The operation of femininity—and that femininity, the feminine principle, may be at work among women just as much as among those whom society calls men and whom, Rousseau says, "women turn to women"— consists therefore in capturing energy to attach it to a single theme, a sole representation.

Narrator

This example from the extended section in which the author analyzes an essay by Rousseau demonstrates how the book is not designed for the beginner studying linguistics and language theories. And this particular quote is actually one of the least abstruse and most forthright. Derrida is not exactly usually situated along the same plane as a writer like Kant or Wittgenstein, but he is far from being Nietzsche. His theoretical arguments are fascinating, but not easy to understand. Readers coming fresh to his work with this particular text should be prepared to go on easy themselves if they do not succeed in entirely understanding everything. Parsing the vernacular is tough enough, but getting at the core of what is being argued here is even tougher work.

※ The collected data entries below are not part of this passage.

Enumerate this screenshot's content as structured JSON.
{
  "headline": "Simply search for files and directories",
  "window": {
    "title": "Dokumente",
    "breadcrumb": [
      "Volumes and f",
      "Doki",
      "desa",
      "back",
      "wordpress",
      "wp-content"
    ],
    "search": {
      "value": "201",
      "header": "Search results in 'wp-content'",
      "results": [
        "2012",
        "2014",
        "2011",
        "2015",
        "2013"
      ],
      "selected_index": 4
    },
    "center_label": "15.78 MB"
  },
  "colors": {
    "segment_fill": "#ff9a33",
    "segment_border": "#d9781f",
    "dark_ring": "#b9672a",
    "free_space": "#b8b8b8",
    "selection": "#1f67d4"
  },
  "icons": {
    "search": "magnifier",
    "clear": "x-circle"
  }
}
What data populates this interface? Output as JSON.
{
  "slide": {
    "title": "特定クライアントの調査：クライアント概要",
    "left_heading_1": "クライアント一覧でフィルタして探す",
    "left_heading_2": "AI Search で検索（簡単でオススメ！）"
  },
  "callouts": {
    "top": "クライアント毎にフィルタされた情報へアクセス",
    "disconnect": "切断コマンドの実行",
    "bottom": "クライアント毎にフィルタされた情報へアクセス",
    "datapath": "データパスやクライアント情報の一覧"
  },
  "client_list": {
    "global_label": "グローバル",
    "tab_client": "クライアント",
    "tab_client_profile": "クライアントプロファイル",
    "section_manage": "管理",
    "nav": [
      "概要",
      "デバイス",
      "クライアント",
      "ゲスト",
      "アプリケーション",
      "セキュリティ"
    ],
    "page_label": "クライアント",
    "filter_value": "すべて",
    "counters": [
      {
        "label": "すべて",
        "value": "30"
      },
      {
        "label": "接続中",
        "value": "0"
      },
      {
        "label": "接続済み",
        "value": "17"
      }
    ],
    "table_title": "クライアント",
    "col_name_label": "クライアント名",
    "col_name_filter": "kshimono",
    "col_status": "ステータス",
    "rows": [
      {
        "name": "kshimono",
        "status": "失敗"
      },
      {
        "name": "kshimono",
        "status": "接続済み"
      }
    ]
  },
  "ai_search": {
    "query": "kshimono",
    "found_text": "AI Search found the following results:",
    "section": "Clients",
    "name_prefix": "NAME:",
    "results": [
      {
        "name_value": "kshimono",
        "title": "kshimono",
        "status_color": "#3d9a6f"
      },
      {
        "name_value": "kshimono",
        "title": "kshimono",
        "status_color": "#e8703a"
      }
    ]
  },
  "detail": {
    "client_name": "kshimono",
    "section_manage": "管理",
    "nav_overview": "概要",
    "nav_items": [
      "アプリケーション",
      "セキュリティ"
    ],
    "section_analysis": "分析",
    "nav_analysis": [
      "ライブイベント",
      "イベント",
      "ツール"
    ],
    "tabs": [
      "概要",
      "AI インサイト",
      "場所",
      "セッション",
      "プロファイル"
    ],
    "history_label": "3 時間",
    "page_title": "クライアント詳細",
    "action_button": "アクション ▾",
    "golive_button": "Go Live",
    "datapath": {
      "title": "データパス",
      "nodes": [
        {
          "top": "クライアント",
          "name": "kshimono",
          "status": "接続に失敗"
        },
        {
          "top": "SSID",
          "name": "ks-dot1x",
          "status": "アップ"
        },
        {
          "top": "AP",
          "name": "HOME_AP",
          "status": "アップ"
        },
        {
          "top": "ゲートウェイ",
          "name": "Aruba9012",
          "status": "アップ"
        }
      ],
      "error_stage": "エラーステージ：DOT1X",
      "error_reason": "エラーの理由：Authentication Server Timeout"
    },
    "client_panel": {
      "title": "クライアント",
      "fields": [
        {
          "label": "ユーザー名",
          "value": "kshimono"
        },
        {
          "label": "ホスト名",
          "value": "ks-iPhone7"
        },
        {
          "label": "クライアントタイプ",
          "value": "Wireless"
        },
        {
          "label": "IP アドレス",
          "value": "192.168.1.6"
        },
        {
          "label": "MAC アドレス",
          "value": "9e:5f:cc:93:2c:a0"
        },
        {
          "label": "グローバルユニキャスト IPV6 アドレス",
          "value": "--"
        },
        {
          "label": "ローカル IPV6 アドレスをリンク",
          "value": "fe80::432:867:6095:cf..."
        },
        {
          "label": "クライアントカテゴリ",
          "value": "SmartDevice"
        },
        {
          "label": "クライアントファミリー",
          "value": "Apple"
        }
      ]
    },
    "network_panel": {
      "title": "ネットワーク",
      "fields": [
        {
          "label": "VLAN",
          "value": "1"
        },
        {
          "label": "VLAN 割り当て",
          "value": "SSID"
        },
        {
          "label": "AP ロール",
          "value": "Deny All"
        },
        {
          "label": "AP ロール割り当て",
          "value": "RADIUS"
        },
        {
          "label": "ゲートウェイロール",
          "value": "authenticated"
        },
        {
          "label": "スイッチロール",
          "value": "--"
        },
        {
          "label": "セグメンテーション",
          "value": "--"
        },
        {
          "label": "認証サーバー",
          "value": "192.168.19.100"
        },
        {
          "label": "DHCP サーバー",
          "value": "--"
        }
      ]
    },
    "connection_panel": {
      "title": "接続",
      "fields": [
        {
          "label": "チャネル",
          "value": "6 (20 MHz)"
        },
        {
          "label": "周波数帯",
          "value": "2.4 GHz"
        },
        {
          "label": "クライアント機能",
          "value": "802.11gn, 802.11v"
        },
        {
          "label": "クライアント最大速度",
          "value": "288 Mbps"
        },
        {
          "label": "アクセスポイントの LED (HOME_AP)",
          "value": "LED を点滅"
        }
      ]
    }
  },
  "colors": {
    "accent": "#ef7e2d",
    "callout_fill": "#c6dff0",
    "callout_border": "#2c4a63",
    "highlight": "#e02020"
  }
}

On what conditions is a grammatology possible? Its fundamental condition is certainly the undoing of logocentrism.

Narrator

An elemental foundation of this text is the author’s objection to the elevation of the spoken word as having primacy over the written word. Much of the text is comprised and constructed upon this fundamental idea. It is from this supposition of this primacy of speech that arguments are drawn and analysis is made for the purpose of providing evidence backing Derrida’s contention. Because his rejection of the necessity for binary oppositions in every aspect of life, he is not moved to the point of suggesting that the written word be handed the primacy. He instead is arguing against one and not in favor the other with the conclusion being that both speech and the written word are equally deserving of agency.